The annual event featured a number of speakers topped off by Police Chief James Wardwell giving the keynote address.
Wardwell said he first learned about Martin Luther King Jr. as a young boy.
“I was not even 5-years-old on April 4, 1967 when James Earl Ray took the life of one of the most influential people in the history of our nation. James Earl Ray took the man, but he did not take the dream,” said Wardwell. “This dream has been passed forward to this generation. This is a dream that must not be forgotten.”
Wardwell said through knowledge, faith and action change can be brought about.
“Dr. Martin Luther King Jr. got our attention through his words of peace, actions of peace and powerful prayer,” Wardwell said. “Dr. Martin Luther King chose to challenge the nation through these peaceful means. Dr. King chose to be our conscience. Sadly, we needed this.”
Wardwell said the road King chose was not easy.
“He could have chosen to be silent, but instead he chose to take a determined stand for a cause which affected the entire nation,” said Wardwell. “This man was not afraid to do what was right and it was his desire to do the right thing through peaceful means. This man was a true leader. Dr. King was not a man who sought to conform to accepted norms, but rather he sought to mold new norms.”
Wardwell said this is a road we are still on, but we have not yet achieved our destination.

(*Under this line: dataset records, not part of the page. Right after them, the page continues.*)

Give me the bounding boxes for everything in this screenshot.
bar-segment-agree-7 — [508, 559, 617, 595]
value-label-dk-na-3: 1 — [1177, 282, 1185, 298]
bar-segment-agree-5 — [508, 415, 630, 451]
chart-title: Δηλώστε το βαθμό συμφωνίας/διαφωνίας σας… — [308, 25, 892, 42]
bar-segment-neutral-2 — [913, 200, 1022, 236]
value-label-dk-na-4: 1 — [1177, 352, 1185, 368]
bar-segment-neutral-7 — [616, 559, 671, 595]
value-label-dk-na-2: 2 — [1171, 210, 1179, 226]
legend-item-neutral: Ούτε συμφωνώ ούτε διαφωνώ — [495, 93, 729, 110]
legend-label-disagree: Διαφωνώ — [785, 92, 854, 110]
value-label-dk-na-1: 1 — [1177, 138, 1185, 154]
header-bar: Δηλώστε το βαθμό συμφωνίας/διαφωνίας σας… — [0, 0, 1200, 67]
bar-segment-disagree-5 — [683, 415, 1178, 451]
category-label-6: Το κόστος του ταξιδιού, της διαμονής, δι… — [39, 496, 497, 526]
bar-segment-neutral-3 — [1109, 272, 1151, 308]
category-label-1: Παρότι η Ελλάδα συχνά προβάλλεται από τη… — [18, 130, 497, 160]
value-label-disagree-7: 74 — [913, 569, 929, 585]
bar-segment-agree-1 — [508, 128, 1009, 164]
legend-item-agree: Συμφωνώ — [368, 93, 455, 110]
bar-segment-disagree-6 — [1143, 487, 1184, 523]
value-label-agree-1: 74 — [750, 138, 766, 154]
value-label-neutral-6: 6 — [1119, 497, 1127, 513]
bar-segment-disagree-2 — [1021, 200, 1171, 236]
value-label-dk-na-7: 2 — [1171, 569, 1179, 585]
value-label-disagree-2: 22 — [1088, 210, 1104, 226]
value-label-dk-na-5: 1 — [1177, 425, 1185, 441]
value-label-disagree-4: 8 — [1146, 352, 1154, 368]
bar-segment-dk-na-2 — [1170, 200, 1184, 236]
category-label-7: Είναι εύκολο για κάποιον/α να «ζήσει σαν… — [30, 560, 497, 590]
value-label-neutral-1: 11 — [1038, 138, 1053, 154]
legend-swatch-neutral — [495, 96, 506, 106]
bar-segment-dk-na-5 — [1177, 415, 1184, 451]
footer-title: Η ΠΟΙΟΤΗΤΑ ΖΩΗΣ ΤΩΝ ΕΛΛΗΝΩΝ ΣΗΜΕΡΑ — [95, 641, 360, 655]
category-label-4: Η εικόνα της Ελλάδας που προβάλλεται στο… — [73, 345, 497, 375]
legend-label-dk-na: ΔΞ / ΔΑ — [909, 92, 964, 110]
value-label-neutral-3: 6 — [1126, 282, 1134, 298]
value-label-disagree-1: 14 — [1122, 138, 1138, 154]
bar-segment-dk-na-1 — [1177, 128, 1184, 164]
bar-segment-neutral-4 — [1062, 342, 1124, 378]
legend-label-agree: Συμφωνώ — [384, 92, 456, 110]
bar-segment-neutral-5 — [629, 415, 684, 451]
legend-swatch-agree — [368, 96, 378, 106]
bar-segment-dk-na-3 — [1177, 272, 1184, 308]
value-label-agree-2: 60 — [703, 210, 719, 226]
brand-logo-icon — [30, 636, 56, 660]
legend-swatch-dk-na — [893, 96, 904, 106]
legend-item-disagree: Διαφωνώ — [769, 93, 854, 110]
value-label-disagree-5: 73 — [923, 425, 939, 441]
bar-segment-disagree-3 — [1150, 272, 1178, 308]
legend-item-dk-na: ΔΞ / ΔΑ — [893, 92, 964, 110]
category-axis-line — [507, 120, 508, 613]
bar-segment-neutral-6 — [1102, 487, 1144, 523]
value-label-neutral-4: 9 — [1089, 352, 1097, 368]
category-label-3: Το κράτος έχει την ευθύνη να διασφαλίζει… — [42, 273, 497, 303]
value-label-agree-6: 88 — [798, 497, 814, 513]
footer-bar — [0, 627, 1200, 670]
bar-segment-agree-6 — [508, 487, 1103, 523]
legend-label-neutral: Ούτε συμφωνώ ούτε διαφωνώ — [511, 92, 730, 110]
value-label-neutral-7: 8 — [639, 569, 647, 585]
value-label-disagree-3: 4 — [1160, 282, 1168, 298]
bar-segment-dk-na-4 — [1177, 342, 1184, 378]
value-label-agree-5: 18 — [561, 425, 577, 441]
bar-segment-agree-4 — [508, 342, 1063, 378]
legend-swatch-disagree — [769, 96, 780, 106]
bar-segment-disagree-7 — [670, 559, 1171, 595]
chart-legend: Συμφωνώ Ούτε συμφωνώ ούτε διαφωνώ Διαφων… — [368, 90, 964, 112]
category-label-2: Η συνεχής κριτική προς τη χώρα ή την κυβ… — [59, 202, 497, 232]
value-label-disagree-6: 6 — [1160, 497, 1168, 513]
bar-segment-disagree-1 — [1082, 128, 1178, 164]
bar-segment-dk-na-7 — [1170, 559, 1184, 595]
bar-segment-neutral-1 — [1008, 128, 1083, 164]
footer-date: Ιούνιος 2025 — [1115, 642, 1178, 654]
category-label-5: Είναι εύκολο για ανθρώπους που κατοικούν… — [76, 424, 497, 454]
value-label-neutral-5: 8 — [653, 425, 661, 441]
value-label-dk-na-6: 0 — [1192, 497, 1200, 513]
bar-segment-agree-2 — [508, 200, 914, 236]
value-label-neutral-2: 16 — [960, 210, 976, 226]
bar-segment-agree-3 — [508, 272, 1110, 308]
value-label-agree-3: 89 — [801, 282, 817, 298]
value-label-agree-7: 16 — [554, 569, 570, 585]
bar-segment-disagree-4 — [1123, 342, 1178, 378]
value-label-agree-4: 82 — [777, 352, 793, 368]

“When we see a wrong we need to identify the cause and seek positive solutions to make this wrong right. To allow a cycle of decay to continue unchecked in New Britain or anywhere in our great nation is the worst possible approach,” said Wardwell. “If we see a neighborhood in our City suffering from neglect we should not ignore it and hope the problem goes away. Should we follow in silence when we know the path we are on is wrong?”
Wardwell said Dr. King wanted people to strive for positive change even if it is not the popular thing to do.
“There comes a time when one must take the position that is neither safe nor politic nor popular, but he must do it because conscience tells him it is right,” said Wardwell. “Let us, the citizens of New Britain, listen to our conscience. Let’s all commit to do what is right.”
Halina Makowska-George, Human Resource Commissioner (HRO), said “Dr. King and his followers put their health and offered their lives on the line for the hopes of living in a country with equal opportunities for all. I pray that this dream will become a reality.”
Dream Cards were available where people could write their dreams on a card and put it in a folder. Later the dream will be blessed and another person will pick a card to see what other people’s dreams are.
“Having a dream is the start of what you want and the future for yourself and the future for your generation,” said Cristina Cataquet, HRO staff.
The event is sponsored by Mayor Timothy E. O’Brien and the New Britain Commission on Human Rights and Opportunities.
Other members of the HRO staff include Joan Pina, chairperson, Jessica Angelo-Julien, Cora Bradley, Michael Koch, and common council liaisons are Tonilynn Collins and Rha-Sheen Brown.